On the dbt-bigquery side, I will have a look at the code and identify what might need to be implemented.

b-per commented 10 months ago

The logic of of the GH action example from the video is available in the repo google-github-actions/auth in this page (in Typescript though).

We can see what API calls are made.

userbradley commented 7 months ago

I really don't want to do this, but +1.

We'd want to do something similar, so if it helps, register my interests to keep this issue open

mwstanleyft commented 2 months ago

It's not really clear to me what value this adds. Is this intended for dbt-core users or dbt Cloud?

If core, then you should be using workload identity via whatever worker is running dbt-core. We run dbt-core on kubernetes for example, and it uses workload identity and then has a federated identity it can use to authenticate to GCP as a GCP service account. dbt can run in the usual oauth mode once the worker has logged in, for example with gcloud auth login. There is a worked example of impersonating a GCP service account on an Azure worker here, for example. If, at the end of this guide, the worker executed a dbt command with oauth as the authentication method, that should work.

If Cloud then the ask seems more like, adding the ability to trust dbt Cloud as a workload identity provider, and I'm not sure that's the scope defined in the ticket?

ernestoongaro commented 2 months ago

Hi @mwstanleyft yes the intention is for getting it to work with dbt Cloud, there might be some changes required in Core. Thanks for the comment!

mwstanleyft commented 2 months ago

I see - then yeah, a lot of the discussion above doesn't make a ton of sense :D

For one thing, you wouldn't use profiles.yml if you're using dbt Cloud, would you?

I think the discussion above about Azure AD, on-prem AD FS, and Okta etc, are a red herring. I also think this feature has nothing particular to do with BigQuery or GCP, and the support required from dbt Labs is broadly the same for GCP/BigQuery as it would be for AWS IAM, Azure, or anyone else who supports federating login to a third party identity provider.

So for this request, you would want dbt Cloud itself to be trusted as an identity provider and provide an OIDC-compliant token issuer endpoint (similar to this one that GitHub provides) and its own identities. This would allow workloads in dbt Cloud to impersonate service accounts in your Cloud environment when they're working on dbt runs.

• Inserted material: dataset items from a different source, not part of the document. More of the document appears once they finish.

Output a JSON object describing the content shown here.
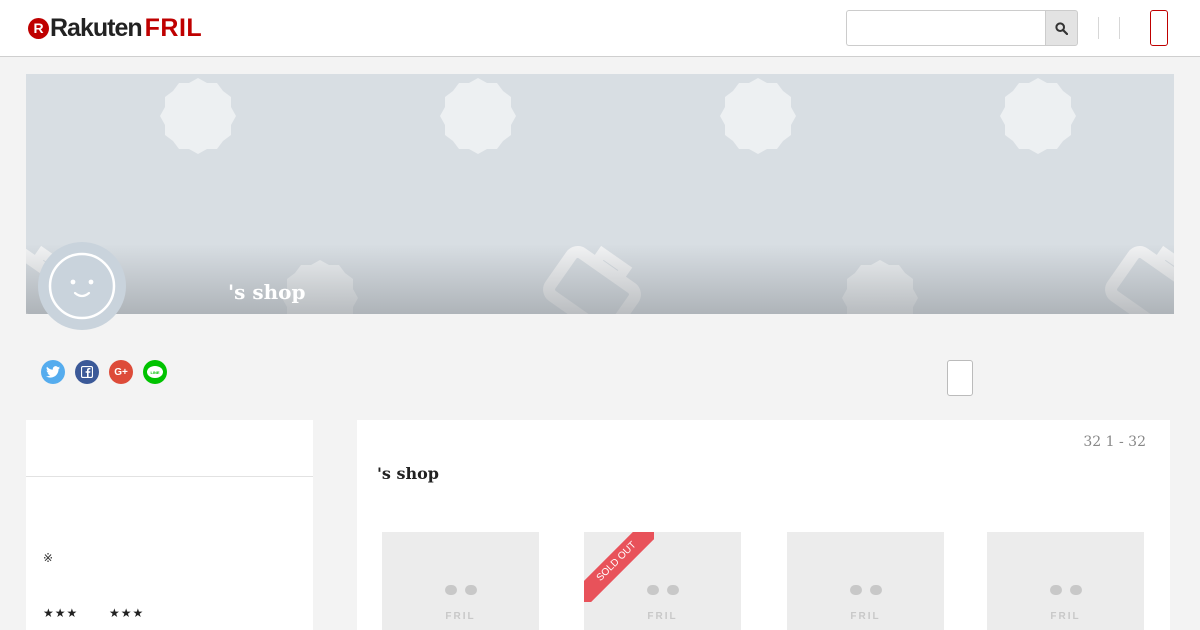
{
  "header": {
    "logo": {
      "rakuten": "Rakuten",
      "fril": "FRIL",
      "r_mark": "R"
    },
    "search": {
      "placeholder": ""
    },
    "accent_color": "#bf0000"
  },
  "shop": {
    "cover_title": "'s shop",
    "title": "'s shop",
    "count_text": "32 1 - 32"
  },
  "social": [
    {
      "name": "twitter",
      "color": "#55acee",
      "glyph": ""
    },
    {
      "name": "facebook",
      "color": "#3b5998",
      "glyph": "f"
    },
    {
      "name": "google-plus",
      "color": "#dd4b39",
      "glyph": "G+"
    },
    {
      "name": "line",
      "color": "#00c300",
      "glyph": "LINE"
    }
  ],
  "sidebar": {
    "note": "※",
    "stars_left": "★★★",
    "stars_right": "★★★"
  },
  "items": [
    {
      "sold_out": false,
      "logo_text": "FRIL"
    },
    {
      "sold_out": true,
      "logo_text": "FRIL",
      "badge": "SOLD OUT"
    },
    {
      "sold_out": false,
      "logo_text": "FRIL"
    },
    {
      "sold_out": false,
      "logo_text": "FRIL"
    }
  ]
}
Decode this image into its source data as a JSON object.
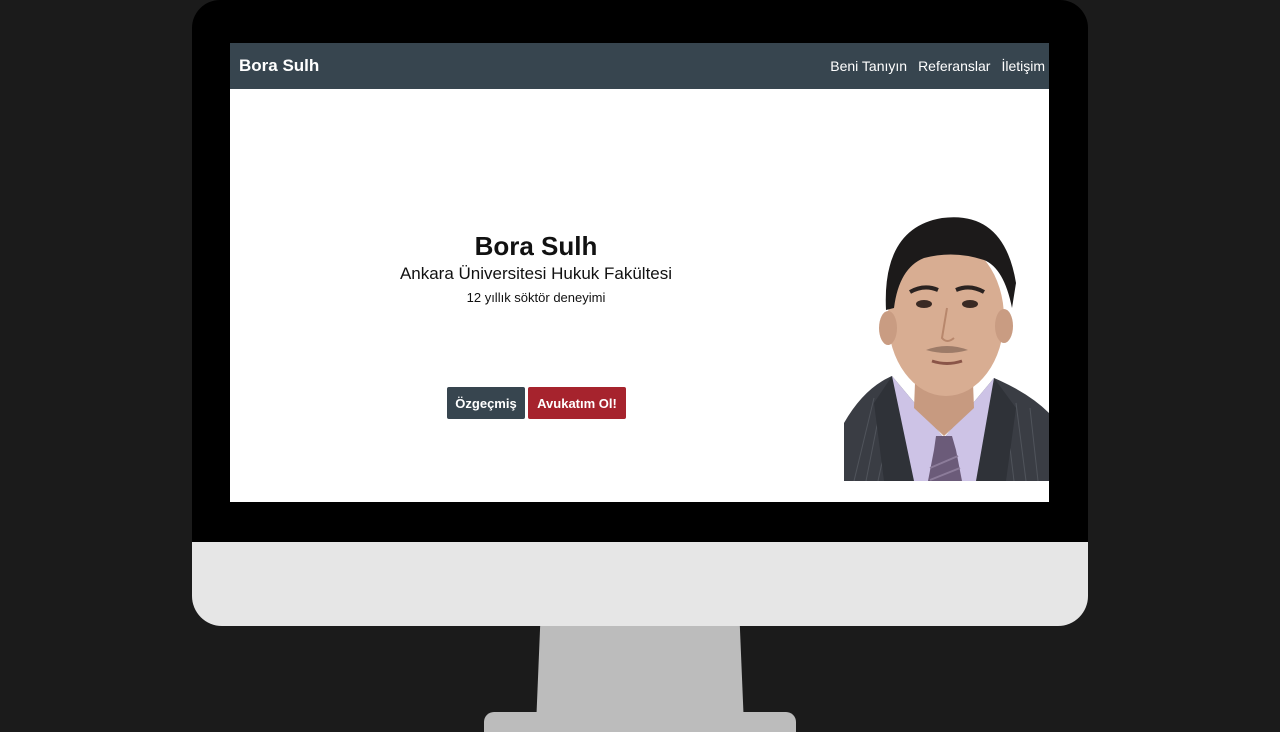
{
  "navbar": {
    "brand": "Bora Sulh",
    "links": [
      {
        "label": "Beni Tanıyın"
      },
      {
        "label": "Referanslar"
      },
      {
        "label": "İletişim"
      }
    ]
  },
  "hero": {
    "name": "Bora Sulh",
    "school": "Ankara Üniversitesi Hukuk Fakültesi",
    "experience": "12 yıllık söktör deneyimi"
  },
  "buttons": {
    "cv": "Özgeçmiş",
    "hire": "Avukatım Ol!"
  },
  "colors": {
    "navbar": "#37454f",
    "accent_red": "#a6232d",
    "background": "#1b1b1b"
  },
  "icons": {
    "portrait": "lawyer-portrait-photo"
  }
}
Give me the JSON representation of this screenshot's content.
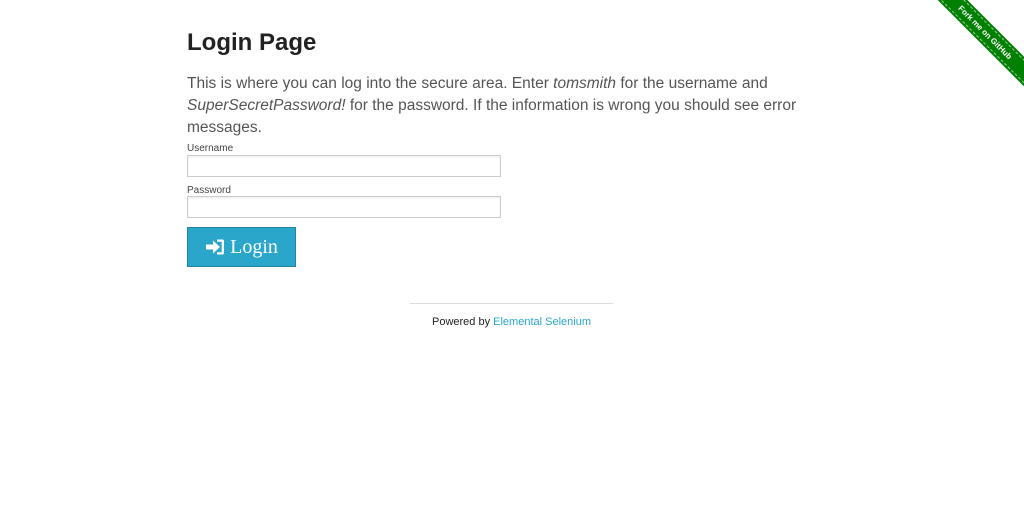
{
  "page": {
    "title": "Login Page",
    "intro": {
      "part1": "This is where you can log into the secure area. Enter ",
      "username_hint": "tomsmith",
      "part2": " for the username and ",
      "password_hint": "SuperSecretPassword!",
      "part3": " for the password. If the information is wrong you should see error messages."
    }
  },
  "form": {
    "username_label": "Username",
    "username_value": "",
    "password_label": "Password",
    "password_value": "",
    "login_label": "Login",
    "login_icon": "sign-in-icon"
  },
  "footer": {
    "prefix": "Powered by ",
    "link_text": "Elemental Selenium"
  },
  "ribbon": {
    "text": "Fork me on GitHub"
  },
  "colors": {
    "button": "#2ba6cb",
    "link": "#2ba6cb",
    "ribbon": "#008000"
  }
}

I'm not sure what this would require for the Cloud IDE to function correctly (because you would want production runs to use a separate service account to developers, who should probably be logged in via OAuth as normal), but simplistically the solution would probably be to have the connection manager in dbt Cloud support OIDC as an option - the user would need to set up their cloud environment properly and then provide the pool provider details and the service account name, and then dbt Cloud will be able to impersonate that service account with GCP on its own authority as the token issuer.

Seems like a substantial amount of effort on behalf of dbt Labs to deliver this!

mwstanleyft commented 2 months ago

And yeah I should reiterate that this isn't necessary at all for dbt-core since the end user is in control of the compute where dbt-core runs and can decide how they want to federate identities to that workload. It only matters for jobs running in dbt Cloud, where dbt Labs owns the worker running the dbt command.

seth-acuitymd commented 2 months ago

I think the issue in self hosting re; GCP Workload Identity, at least in what I saw, lies in specifically authentication to BigQuery? Based on the docs here - https://docs.dagster.io/integrations/bigquery/using-bigquery-with-dagster#prerequisites

It's been a while since I set up my Dagster instances in GKE but I believe the shortcoming to using Workload Identity when not running on Dagster Cloud was related to BQ (again, not sure if this is a Dagster or BQ limitation, I can provide some more info if it's helpful)

mwstanleyft commented 2 months ago

I have no shortcomings when using dbt-core in GKE and BQ and using Workload Identity. Works great. We also use Dagster but we self-host our agent in GKE along with all the workers for the jobs. You don't even need OIDC for that since it's GCP-native.